I mentioned this is almost a complete re-write. In particular, the move generator was largely re-written from scratch, as were the search and evaluation. The reason for this is code maintainability: the old version was written in C, and used separate code-paths for small (64 square) and large (>64 square) boards, which duplicated a lot of code and had branches all over the place. The current version uses C++ templates instead.
The code is a bit of a Frankenstein monster in terms of style though, mixing C, C-style-C++ and cleanish C++ code. This is a result of re-using some of the existing code, and I will clean this up gradually over time.

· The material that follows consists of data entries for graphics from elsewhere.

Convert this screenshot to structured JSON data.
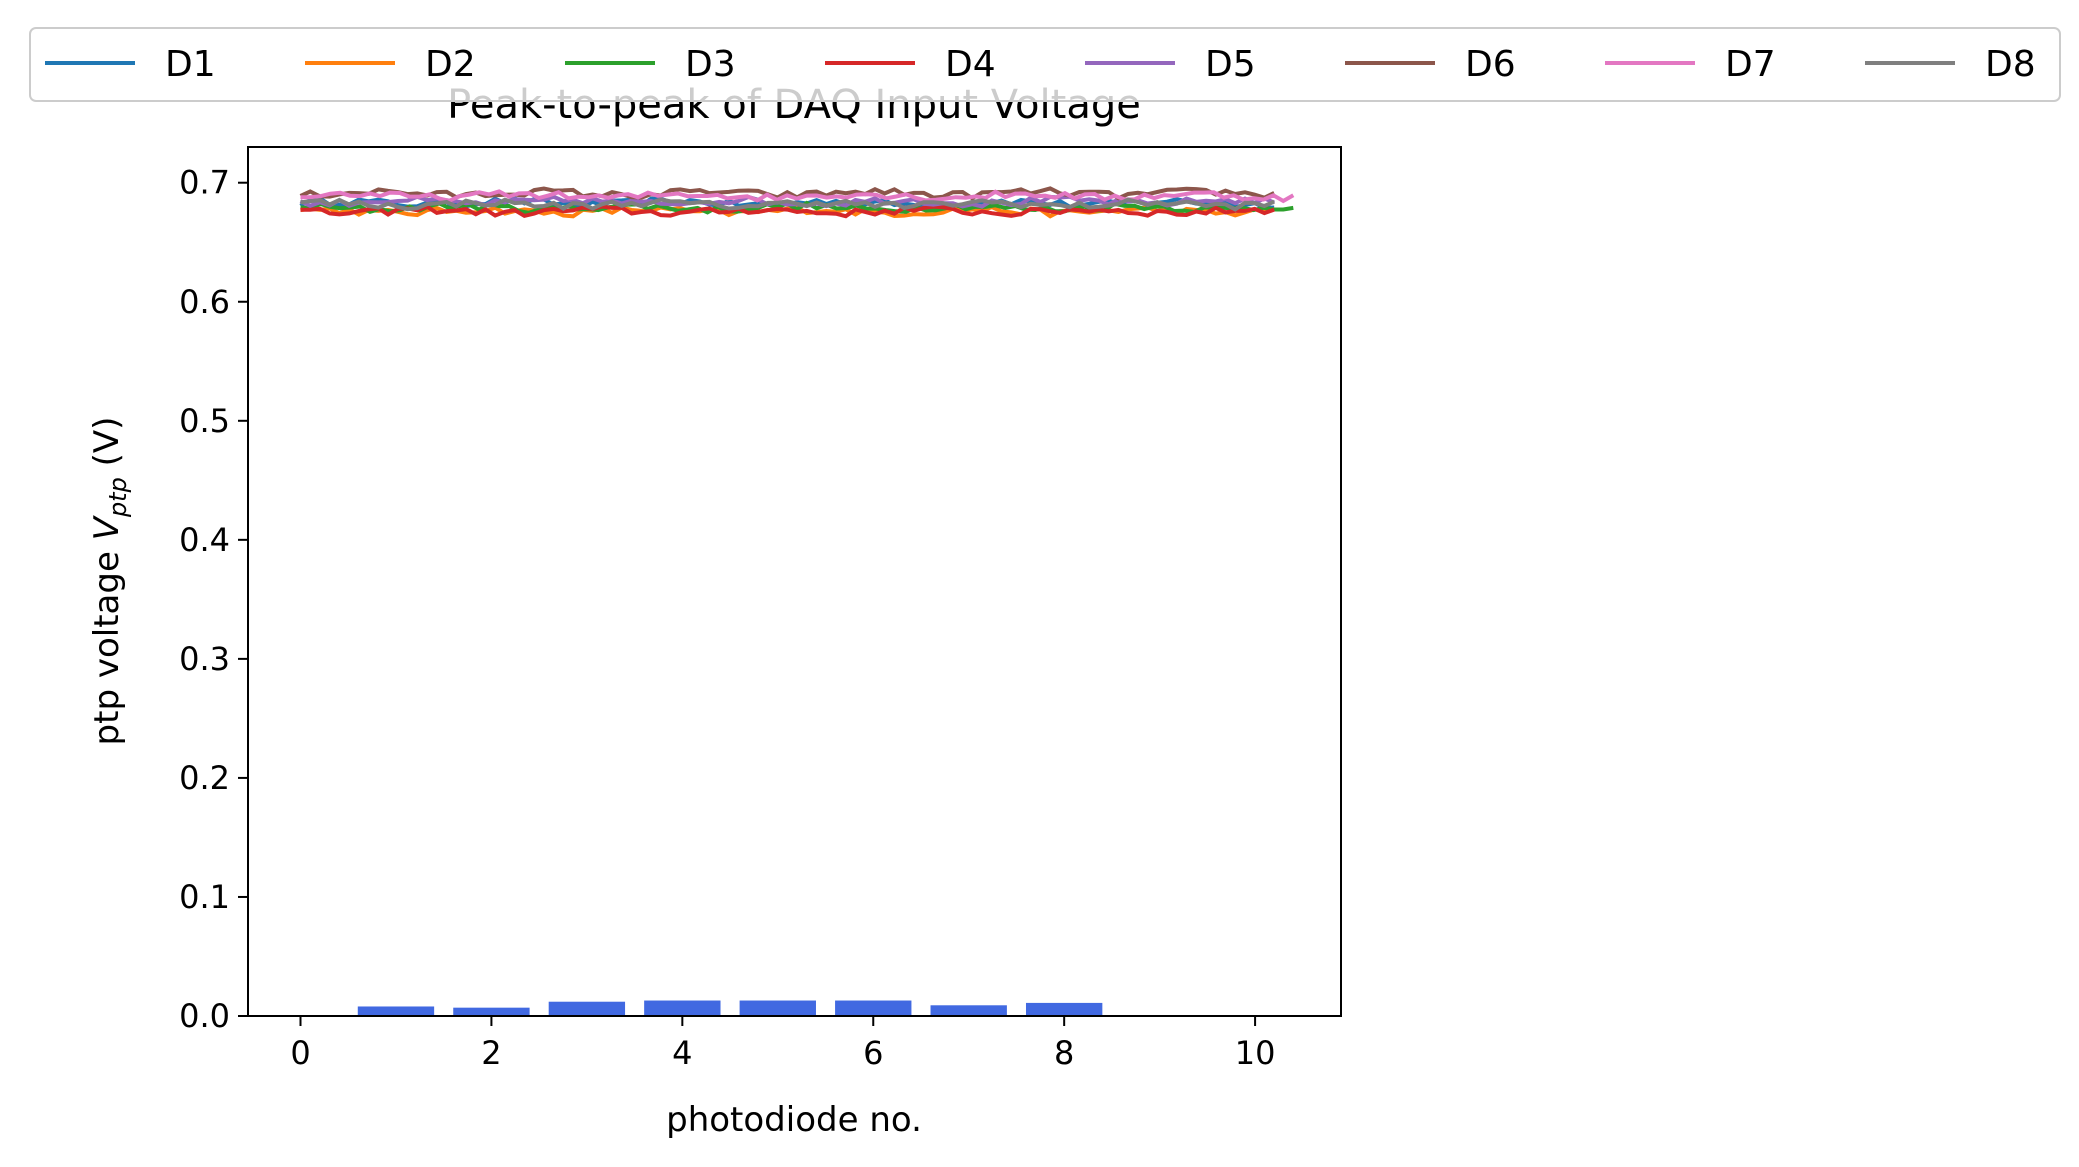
{
  "chart_data": {
    "type": "bar",
    "title": "Peak-to-peak of DAQ Input Voltage",
    "xlabel": "photodiode no.",
    "ylabel_prefix": "ptp voltage ",
    "ylabel_var": "V",
    "ylabel_sub": "ptp",
    "ylabel_suffix": " (V)",
    "xlim": [
      -0.55,
      10.9
    ],
    "ylim": [
      0.0,
      0.73
    ],
    "xticks": [
      0,
      2,
      4,
      6,
      8,
      10
    ],
    "xtick_labels": [
      "0",
      "2",
      "4",
      "6",
      "8",
      "10"
    ],
    "yticks": [
      0.0,
      0.1,
      0.2,
      0.3,
      0.4,
      0.5,
      0.6,
      0.7
    ],
    "ytick_labels": [
      "0.0",
      "0.1",
      "0.2",
      "0.3",
      "0.4",
      "0.5",
      "0.6",
      "0.7"
    ],
    "grid": false,
    "bars": {
      "color": "#4169e1",
      "width": 0.8,
      "x": [
        1,
        2,
        3,
        4,
        5,
        6,
        7,
        8
      ],
      "values": [
        0.008,
        0.007,
        0.012,
        0.013,
        0.013,
        0.013,
        0.009,
        0.011
      ]
    },
    "legend": {
      "placement": "top",
      "ncol": 8
    },
    "series": [
      {
        "name": "D1",
        "color": "#1f77b4",
        "base": 0.683,
        "x_end": 10.2
      },
      {
        "name": "D2",
        "color": "#ff7f0e",
        "base": 0.676,
        "x_end": 10.2
      },
      {
        "name": "D3",
        "color": "#2ca02c",
        "base": 0.679,
        "x_end": 10.4
      },
      {
        "name": "D4",
        "color": "#d62728",
        "base": 0.676,
        "x_end": 10.2
      },
      {
        "name": "D5",
        "color": "#9467bd",
        "base": 0.684,
        "x_end": 10.2
      },
      {
        "name": "D6",
        "color": "#8c564b",
        "base": 0.691,
        "x_end": 10.2
      },
      {
        "name": "D7",
        "color": "#e377c2",
        "base": 0.689,
        "x_end": 10.4
      },
      {
        "name": "D8",
        "color": "#7f7f7f",
        "base": 0.682,
        "x_end": 10.2
      }
    ]
  }
}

This mixed heritage means that in order to compile the code, you'll need a compiler that can deal with C99 as well as C++ code. Clang and GCC handle this well (on OS X and Linux, also cross-compiling for Windows), but I don't know about other compilers.
Getting it
It's at http://www.eglebbk.dds.nl/program/chess-download.html
Note that currently I only have 64 bit binaries. I'll update the archive with 32 bit ones (at least for Windows and Linux) after I've made sure those work properly.
Please let me know if and how it runs. Tips, suggestions and feed-back welcome!